Perante o pessimismo e a descrença geral nas instituições, o prémio Nobel da Literatura Mario Vargas Llosa apresenta-se como um otimista convicto sobre a Europa e a democracia. Numa entrevista exclusiva e rara, realizada em sua casa, o escritor peruano lembra, com vários exemplos, que, apesar de muitas falhas, nunca a humanidade viveu tão em paz e com tanto progresso e bem-estar.

O escritor mostra-se indignado com a saída da Grã-Bretanha da União Europeia e com a forma como decorreu a campanha para o referendo que ditou o resultado do Brexit.

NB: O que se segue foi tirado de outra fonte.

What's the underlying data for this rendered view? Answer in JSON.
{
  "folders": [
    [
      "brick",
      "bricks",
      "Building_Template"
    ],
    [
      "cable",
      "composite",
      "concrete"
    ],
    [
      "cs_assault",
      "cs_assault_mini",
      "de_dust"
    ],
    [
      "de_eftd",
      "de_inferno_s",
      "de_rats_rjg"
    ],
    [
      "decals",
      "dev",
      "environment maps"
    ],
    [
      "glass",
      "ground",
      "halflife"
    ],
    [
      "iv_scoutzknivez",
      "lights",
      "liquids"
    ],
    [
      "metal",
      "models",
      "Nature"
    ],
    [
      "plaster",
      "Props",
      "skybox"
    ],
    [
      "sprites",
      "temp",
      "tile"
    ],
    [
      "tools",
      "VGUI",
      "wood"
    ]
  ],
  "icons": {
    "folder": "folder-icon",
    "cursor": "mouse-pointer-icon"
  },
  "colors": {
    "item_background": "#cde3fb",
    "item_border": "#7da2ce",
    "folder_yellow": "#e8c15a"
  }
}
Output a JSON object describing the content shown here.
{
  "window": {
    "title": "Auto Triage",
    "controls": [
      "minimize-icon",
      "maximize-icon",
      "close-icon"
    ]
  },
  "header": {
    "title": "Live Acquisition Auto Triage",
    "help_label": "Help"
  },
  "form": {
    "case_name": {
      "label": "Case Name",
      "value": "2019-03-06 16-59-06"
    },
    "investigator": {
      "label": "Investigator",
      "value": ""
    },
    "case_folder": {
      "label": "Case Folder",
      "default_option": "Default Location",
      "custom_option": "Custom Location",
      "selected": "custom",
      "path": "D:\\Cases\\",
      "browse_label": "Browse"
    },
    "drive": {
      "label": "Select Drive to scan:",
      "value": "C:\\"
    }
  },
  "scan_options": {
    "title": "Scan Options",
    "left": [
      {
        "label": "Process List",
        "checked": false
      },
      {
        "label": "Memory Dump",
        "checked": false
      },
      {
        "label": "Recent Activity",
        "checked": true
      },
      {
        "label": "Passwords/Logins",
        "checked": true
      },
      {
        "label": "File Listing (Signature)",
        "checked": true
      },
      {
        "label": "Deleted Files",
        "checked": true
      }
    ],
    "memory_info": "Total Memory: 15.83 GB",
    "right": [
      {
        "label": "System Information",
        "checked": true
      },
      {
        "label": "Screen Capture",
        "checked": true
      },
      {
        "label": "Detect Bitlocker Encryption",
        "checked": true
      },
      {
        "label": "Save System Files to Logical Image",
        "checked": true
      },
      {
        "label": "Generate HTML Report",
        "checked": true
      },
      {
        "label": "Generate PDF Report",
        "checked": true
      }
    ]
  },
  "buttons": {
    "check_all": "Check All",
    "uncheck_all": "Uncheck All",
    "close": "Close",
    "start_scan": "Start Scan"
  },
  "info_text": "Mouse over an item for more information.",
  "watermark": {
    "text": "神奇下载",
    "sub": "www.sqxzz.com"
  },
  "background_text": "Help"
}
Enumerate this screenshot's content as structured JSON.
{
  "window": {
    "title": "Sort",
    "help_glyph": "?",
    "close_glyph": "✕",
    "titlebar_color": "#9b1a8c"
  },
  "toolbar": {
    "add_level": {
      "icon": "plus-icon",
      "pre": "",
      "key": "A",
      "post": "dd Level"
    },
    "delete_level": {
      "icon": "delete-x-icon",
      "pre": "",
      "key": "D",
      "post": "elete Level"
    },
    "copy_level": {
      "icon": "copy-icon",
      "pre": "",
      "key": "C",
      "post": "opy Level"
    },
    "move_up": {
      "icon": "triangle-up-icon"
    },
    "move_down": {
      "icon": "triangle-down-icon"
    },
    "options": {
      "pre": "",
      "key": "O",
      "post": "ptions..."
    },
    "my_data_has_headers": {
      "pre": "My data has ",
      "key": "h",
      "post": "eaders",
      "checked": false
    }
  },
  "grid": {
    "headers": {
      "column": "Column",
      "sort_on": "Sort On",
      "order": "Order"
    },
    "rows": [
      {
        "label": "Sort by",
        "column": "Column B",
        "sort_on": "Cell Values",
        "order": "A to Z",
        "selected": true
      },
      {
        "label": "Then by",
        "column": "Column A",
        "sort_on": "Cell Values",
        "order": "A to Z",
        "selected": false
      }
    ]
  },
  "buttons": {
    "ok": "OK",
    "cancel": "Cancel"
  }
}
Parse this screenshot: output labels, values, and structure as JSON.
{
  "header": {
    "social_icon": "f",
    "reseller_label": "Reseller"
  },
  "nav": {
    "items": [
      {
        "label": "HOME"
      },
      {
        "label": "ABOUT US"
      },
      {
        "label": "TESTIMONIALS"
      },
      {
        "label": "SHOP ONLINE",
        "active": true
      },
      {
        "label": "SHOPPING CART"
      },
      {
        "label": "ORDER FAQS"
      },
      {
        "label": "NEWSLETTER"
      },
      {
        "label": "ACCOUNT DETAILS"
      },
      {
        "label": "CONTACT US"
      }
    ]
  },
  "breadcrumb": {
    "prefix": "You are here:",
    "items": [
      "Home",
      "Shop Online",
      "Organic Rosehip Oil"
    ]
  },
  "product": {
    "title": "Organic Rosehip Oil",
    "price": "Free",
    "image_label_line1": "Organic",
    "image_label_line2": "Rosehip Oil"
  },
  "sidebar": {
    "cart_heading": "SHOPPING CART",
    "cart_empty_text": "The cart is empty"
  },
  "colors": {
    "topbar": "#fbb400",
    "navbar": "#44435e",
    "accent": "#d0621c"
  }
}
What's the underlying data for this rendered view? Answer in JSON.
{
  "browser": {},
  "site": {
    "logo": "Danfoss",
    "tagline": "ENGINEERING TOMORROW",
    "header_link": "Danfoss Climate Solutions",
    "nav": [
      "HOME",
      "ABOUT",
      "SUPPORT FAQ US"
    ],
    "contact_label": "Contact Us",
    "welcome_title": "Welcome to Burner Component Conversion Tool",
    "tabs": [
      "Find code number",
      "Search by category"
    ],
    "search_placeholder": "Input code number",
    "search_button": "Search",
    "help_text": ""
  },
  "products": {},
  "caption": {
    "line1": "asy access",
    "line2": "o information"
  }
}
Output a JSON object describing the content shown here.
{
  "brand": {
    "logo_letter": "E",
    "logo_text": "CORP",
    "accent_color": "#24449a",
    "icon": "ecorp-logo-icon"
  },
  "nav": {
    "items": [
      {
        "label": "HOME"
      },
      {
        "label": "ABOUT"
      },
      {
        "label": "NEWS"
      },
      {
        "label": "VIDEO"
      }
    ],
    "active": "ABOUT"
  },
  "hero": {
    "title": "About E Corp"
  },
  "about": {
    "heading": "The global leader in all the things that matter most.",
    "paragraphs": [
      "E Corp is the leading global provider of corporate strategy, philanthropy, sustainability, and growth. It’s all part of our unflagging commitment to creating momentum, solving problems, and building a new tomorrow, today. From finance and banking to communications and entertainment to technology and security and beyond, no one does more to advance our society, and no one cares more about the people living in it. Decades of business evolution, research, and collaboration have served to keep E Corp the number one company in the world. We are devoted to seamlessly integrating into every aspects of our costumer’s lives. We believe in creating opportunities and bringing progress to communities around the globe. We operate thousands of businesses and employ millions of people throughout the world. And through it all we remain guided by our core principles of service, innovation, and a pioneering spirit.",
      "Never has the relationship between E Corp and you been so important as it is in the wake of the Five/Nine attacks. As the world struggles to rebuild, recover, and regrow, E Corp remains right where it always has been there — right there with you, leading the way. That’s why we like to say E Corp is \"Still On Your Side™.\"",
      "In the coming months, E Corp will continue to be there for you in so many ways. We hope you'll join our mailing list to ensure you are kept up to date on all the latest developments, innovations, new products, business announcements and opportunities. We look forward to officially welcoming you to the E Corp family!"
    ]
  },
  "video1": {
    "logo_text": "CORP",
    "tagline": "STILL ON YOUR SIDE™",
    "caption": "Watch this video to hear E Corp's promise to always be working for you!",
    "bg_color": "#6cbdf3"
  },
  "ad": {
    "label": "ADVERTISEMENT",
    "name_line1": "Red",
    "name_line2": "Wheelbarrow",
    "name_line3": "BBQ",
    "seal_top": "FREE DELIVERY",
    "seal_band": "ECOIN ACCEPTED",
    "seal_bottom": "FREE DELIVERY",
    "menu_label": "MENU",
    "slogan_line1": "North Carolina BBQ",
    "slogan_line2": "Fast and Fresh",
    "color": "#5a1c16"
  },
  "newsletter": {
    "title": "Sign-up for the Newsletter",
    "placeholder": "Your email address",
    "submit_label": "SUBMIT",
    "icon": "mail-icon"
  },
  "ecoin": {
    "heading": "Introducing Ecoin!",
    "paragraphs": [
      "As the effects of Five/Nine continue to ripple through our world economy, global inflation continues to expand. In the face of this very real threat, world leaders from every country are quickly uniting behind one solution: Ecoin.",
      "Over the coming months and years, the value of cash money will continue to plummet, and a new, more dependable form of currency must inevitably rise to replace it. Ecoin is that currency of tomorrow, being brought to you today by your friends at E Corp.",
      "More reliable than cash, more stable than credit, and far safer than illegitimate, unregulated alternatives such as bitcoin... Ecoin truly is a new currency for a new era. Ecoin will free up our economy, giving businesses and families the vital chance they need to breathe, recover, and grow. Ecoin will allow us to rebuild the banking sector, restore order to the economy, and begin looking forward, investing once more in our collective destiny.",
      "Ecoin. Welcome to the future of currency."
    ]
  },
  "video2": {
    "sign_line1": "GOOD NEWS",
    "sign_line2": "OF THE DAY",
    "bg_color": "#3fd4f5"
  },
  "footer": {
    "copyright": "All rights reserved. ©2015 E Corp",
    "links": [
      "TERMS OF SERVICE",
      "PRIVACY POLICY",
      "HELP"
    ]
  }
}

A saída da Grã-Bretanha é uma saída insensata, irresponsável, demagógica… A Grã-Bretanha vai pagar muito caro, com certeza, e a Europa também vai sofrer.”

 

Nunca imaginei que um país que me parecia o símbolo da modernidade, da civilização, pudesse cair numa demagogia chauvinista e racista tão repugnante como a que vi durante a campanha do Brexit. Vi uma demagogia que apenas tinha visto antes em países de terceiro mundo, não em países de primeiro mundo. (…) Foi uma campanha fundada, basicamente, na xenofobia, no racismo… Foi uma surpresa.”

Defensor convicto do projeto europeu, Mário Vargas Llosa diz que “países como Portugal e Espanha não seriam o que são, não seriam democracias modernas, se não fosse, em grande parte, a Europa”.

Em política a perfeição não existe. Então, a democracia é um sistema imperfeito, mas sempre muito superior a todos os outros. (…) Há expectativas muito grandes, que a democracia não é capaz de satisfazer. Esse é o grande problema da democracia.”

 

A Europa é, provavelmente, o projeto mais ambicioso e generoso que a democracia concebeu em todo o mundo.”

Na entrevista conduzida por José Alberto Carvalho, Llosa é perentório em encontrar uma explicação para o fenómeno do número crescente de migrantes que, diariamente, procuram a Europa: “Se compararmos a situação da Europa, em particular a situação do Ocidente, com o resto do mundo, estamos muito bem. A única explicação para centenas de milhares, ou mesmo milhões, de pessoas de origem africana, que vêm do médio oriente, que vêm às vezes da Ásia, queiram entrar na europa é porque a Europa deve ter algo melhor do que os outros sítios. É o que explica esta avalancha.”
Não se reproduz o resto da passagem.